Image used by permission of the House of White Birches Publishing Co.
When I first saw 1-2-3 Skein Crochet*, I was excited. The vast majority of the “one skein” or “stashbuster” books I had seen so far were either for knit only or for “knit and crochet” — and we all know that a book that is for “knit and crochet” will generally consist of about 90% knitting patterns with a token handful of crochet patterns thrown in. So finding one that was specifically for crochet patterns felt like getting the pot of gold at the end of the rainbow.
Given how I had built up my expectations, then, it isn’t surprising that the book fell short. But if it didn’t turn out to be a pot of gold, it was at least a pot of pewter — nothing flashy, but still solid and useful.
I can definitely think of a few of these projects that will find themselves on my project list. The Basketweave Eyeglass Case, Travel Pillows and Dainty Slippers, in particular, might well become gifts in the near-to-medium-term future. These stand in contrast to projects like the Funky Hat, Felted Necklace and Santa Toilet Seat Cover that were definitely not things I could see myself making, much less giving as gifts (YMMV, of course). Luckily, projects like these were reasonably few and far between.

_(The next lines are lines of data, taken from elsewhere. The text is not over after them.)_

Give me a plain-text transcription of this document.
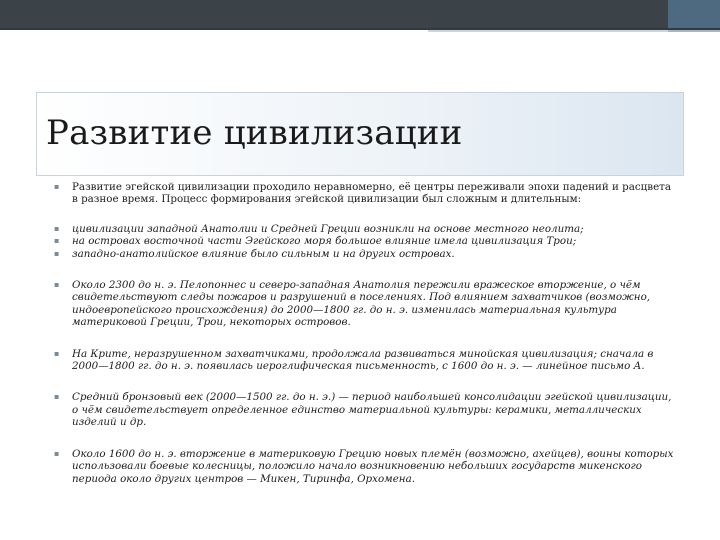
Развитие цивилизации
▪ Развитие эгейской цивилизации проходило неравномерно, её центры переживали эпохи падений и расцвета в разное время. Процесс формирования эгейской цивилизации был сложным и длительным:
▪ цивилизации западной Анатолии и Средней Греции возникли на основе местного неолита;
▪ на островах восточной части Эгейского моря большое влияние имела цивилизация Трои;
▪ западно-анатолийское влияние было сильным и на других островах.
▪ Около 2300 до н. э. Пелопоннес и северо-западная Анатолия пережили вражеское вторжение, о чём свидетельствуют следы пожаров и разрушений в поселениях. Под влиянием захватчиков (возможно, индоевропейского происхождения) до 2000—1800 гг. до н. э. изменилась материальная культура материковой Греции, Трои, некоторых островов.
▪ На Крите, неразрушенном захватчиками, продолжала развиваться минойская цивилизация; сначала в 2000—1800 гг. до н. э. появилась иероглифическая письменность, с 1600 до н. э. — линейное письмо А.
▪ Средний бронзовый век (2000—1500 гг. до н. э.) — период наибольшей консолидации эгейской цивилизации, о чём свидетельствует определенное единство материальной культуры: керамики, металлических изделий и др.
▪ Около 1600 до н. э. вторжение в материковую Грецию новых племён (возможно, ахейцев), воины которых использовали боевые колесницы, положило начало возникновению небольших государств микенского периода около других центров — Микен, Тиринфа, Орхомена.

I have to say that the Babies section stood out as particularly useful. Crochet patterns for babies generally rank high on the cooing adorability scale, but a few of these patters stood out, even from that crowd, as egregiously cute. I’m thinking in particular of the Serenity Blue Dress, the jacket from the Boy Blue Sunday Suit, and the Lemon Drops layette set. Even though nobody I know is currently expecting, I felt the itch to begin making one of these sweet patterns so as to be ready the next time one of my friends and/or relations procreates.
Where the Babies section stood out, I found myself wondering about some of the patterns in the Men’s section. Many of the projects struck me as fairly unisex-ish. Nothing wrong with them, of course, but it seemed like they were “manly” mostly in the yarn color, and not in the pattern itself.
All in all, this is a serviceable stash-busting book. I wouldn’t call it inspired, but that isn’t what stash busting is really about, anyway. If you are a crocheter who wants to reduce that stash of yarn that is currently taking over the closet, I’d definitely suggest taking a look at this book.
* For purposes of full disclosure, I want to say that no publisher or seller of this work has influenced this review.